A pet lion that authorities seized from a house in Cambodia’s capital last week was reunited with its owner on Monday – after a personal intervention by Prime Minister Hun Sen.

Police and wildlife officials initially raided the property on June 27, saying they were rescuing the animal after videos of it appeared on the social media app TikTok, and neighbors raised the alarm.

In the days that followed, social media posts appeared saying the lion should be returned to the owner, who had denied accusations of mistreating the animal.

The lion had been raised from a cub by its owners, who had removed its canine teeth, “drastically reducing the lion’s quality of life,” tweeted Wildlife Alliance, the NGO that helped in the initial removal of the lion.

The lion was kept at a house in the Cambodian campital, Phnom Penh.

In a Facebook post on Sunday, the prime minister ordered the 18-month-old male lion be returned on the condition the owner make a proper cage.

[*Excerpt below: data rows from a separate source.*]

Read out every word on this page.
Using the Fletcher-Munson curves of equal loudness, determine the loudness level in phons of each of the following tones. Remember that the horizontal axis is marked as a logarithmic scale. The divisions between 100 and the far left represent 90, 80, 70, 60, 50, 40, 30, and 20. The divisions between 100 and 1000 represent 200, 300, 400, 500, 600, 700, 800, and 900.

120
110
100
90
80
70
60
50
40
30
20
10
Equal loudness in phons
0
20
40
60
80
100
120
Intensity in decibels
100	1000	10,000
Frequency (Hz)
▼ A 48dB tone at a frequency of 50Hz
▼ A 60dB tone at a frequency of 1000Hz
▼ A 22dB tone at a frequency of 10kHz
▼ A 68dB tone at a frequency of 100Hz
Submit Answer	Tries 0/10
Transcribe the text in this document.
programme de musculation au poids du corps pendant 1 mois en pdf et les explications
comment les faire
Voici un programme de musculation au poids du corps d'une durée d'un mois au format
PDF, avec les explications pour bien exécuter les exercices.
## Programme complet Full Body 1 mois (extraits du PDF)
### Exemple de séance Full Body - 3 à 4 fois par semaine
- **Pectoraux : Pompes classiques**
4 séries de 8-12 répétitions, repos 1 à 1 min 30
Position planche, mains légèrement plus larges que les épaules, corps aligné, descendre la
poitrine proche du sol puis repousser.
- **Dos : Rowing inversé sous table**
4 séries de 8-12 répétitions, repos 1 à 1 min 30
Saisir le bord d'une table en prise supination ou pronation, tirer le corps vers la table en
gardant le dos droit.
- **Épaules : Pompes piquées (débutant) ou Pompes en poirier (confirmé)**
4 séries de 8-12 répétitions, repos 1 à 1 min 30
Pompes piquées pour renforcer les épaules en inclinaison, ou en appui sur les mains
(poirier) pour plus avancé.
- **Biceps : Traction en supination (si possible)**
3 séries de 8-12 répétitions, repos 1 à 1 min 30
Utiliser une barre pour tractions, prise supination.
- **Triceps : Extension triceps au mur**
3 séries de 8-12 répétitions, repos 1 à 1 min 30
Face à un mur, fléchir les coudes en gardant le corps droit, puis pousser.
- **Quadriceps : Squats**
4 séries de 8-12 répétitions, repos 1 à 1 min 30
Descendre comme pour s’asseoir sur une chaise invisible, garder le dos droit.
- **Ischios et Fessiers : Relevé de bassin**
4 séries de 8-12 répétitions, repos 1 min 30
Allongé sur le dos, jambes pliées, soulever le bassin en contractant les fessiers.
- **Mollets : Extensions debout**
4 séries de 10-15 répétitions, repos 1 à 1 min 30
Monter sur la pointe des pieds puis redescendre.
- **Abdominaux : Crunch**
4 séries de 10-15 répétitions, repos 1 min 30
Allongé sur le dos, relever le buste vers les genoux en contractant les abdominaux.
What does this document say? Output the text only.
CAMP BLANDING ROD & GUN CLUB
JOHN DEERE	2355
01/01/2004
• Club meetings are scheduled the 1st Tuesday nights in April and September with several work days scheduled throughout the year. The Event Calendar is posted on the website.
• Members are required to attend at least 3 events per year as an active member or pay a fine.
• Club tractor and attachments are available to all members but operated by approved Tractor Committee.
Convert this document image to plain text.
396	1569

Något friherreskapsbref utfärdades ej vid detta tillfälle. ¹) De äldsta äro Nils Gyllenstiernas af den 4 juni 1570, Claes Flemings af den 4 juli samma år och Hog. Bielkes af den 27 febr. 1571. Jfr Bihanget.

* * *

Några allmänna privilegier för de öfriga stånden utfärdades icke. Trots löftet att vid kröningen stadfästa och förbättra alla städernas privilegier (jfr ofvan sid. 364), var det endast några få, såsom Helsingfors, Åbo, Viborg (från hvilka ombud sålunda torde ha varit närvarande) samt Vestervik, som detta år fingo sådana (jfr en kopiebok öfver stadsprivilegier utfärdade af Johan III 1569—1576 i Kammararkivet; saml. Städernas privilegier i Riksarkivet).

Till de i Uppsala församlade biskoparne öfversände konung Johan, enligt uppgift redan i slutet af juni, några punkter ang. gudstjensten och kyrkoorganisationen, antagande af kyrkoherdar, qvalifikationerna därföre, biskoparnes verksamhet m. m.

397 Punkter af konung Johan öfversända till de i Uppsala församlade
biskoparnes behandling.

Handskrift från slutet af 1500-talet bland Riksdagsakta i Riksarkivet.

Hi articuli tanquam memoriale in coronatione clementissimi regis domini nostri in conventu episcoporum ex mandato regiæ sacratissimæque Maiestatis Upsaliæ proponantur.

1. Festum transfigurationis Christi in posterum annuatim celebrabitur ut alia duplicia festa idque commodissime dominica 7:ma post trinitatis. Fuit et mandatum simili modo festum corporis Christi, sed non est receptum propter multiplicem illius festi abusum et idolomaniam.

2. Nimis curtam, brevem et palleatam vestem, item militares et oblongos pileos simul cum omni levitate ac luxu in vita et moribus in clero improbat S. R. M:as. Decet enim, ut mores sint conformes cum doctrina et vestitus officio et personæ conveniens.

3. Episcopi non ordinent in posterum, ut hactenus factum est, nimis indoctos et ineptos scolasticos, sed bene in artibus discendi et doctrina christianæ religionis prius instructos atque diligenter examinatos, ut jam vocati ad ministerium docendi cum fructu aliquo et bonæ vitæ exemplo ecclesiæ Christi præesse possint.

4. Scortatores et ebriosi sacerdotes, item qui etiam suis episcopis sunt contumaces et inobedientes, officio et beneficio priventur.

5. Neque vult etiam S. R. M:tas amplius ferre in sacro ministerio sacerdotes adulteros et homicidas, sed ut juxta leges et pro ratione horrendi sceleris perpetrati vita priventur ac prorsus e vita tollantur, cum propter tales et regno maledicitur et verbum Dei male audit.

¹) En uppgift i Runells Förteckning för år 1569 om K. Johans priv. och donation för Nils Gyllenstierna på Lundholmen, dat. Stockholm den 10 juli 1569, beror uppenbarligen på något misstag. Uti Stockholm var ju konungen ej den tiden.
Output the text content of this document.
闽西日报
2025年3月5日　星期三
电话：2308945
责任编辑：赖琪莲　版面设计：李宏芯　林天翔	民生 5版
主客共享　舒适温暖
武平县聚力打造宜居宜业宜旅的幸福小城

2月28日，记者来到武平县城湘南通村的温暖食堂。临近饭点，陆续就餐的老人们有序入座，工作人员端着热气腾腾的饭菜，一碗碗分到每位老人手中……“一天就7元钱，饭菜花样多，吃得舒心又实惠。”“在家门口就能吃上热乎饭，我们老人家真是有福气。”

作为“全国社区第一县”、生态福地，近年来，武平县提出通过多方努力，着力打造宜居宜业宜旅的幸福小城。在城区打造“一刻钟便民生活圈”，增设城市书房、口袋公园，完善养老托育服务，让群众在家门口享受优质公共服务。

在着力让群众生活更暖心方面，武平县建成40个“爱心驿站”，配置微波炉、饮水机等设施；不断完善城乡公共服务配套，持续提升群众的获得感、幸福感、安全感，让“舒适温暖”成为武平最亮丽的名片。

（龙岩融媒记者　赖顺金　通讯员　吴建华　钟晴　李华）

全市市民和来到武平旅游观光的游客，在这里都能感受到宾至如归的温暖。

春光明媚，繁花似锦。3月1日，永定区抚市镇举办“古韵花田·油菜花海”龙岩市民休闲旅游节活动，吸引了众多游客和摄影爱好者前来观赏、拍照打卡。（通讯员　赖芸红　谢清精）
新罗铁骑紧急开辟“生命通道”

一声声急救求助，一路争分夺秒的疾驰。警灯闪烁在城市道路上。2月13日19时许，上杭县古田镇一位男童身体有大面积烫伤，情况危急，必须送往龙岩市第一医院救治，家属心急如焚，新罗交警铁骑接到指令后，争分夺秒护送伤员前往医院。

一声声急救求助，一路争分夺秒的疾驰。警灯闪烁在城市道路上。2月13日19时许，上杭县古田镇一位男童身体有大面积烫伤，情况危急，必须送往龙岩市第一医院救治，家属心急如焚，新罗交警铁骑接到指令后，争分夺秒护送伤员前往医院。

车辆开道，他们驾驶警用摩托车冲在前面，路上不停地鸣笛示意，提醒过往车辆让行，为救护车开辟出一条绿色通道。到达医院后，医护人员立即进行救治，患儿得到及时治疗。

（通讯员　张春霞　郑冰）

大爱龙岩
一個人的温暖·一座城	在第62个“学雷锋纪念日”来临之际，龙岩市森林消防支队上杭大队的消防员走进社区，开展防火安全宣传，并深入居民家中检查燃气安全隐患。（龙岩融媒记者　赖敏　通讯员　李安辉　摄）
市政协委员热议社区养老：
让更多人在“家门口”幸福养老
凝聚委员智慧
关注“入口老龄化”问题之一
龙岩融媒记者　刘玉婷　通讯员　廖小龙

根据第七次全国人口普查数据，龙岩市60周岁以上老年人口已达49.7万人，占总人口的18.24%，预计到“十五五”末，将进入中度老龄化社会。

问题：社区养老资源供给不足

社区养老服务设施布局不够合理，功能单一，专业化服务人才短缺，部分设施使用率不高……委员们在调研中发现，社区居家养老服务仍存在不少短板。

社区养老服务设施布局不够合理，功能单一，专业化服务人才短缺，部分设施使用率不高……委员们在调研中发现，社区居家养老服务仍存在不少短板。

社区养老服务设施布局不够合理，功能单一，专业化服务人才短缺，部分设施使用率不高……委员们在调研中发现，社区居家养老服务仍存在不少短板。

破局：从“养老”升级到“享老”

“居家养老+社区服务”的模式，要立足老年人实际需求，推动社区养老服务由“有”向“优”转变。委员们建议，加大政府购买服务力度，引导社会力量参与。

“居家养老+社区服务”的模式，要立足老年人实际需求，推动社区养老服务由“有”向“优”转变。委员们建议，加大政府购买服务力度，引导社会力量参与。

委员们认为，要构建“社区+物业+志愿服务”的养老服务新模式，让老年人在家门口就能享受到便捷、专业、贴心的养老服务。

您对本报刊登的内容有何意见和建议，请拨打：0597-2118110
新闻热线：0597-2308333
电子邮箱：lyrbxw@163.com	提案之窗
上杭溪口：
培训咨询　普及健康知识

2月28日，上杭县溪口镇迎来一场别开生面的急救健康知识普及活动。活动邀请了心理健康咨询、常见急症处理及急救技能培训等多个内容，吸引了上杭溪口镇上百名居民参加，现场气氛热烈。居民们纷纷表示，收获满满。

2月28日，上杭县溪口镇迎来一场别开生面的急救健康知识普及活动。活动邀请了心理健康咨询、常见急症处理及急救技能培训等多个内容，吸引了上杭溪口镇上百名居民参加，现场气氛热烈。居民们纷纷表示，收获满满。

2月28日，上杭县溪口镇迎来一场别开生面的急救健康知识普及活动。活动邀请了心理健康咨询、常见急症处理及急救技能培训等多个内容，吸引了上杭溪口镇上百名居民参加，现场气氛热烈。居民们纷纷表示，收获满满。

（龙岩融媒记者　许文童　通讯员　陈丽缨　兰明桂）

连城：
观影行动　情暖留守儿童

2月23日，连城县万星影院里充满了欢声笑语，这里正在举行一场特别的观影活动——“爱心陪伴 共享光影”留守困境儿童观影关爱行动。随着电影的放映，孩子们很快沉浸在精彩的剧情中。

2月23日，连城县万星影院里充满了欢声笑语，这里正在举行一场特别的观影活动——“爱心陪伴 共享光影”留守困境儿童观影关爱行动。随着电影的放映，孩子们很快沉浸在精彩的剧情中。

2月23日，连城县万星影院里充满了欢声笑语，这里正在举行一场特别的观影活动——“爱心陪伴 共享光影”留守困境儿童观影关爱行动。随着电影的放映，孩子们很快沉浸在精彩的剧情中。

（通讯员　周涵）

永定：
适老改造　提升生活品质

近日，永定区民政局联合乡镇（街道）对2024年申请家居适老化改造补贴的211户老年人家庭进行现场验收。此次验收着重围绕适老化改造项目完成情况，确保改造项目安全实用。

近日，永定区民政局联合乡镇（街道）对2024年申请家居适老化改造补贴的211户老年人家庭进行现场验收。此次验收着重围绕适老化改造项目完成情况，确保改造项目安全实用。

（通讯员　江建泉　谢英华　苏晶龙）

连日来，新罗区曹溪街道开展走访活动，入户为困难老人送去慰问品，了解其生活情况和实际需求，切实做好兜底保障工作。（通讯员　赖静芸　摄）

Authorities had said it was illegal to keep lions as pets. But Hun Sen said it was a special case because the owner had fed the lion from a young age and treated him like a family member.

Last week, television viewers watched as the officials arrived, sedated the big cat and carried it away in a metal crate.

On Monday they watched again as the lion wandered slowly back into the property, accompanied by the owner’s pet dog.

The lion had been taken to a rescue center but has now been reunited with its owner.

“At first I was sad, then excited and touched,” the owner, who identified himself by his surname Guo, told Reuters.

Wildlife Alliance said it had no immediate comment on Monday. But Britain’s ambassador to Cambodia, Tina Redshaw, criticized the decision to return the lion in a tweet.

“Disappointed that lion confiscated from city centre residence is being returned, undermining (Cambodia’s) legislation preventing ownership/trade in endangered wildlife, harming global efforts to tackle Illegal Wildlife Trade, to say nothing of stress & suffering of inappropriate captivity,” Redshaw said.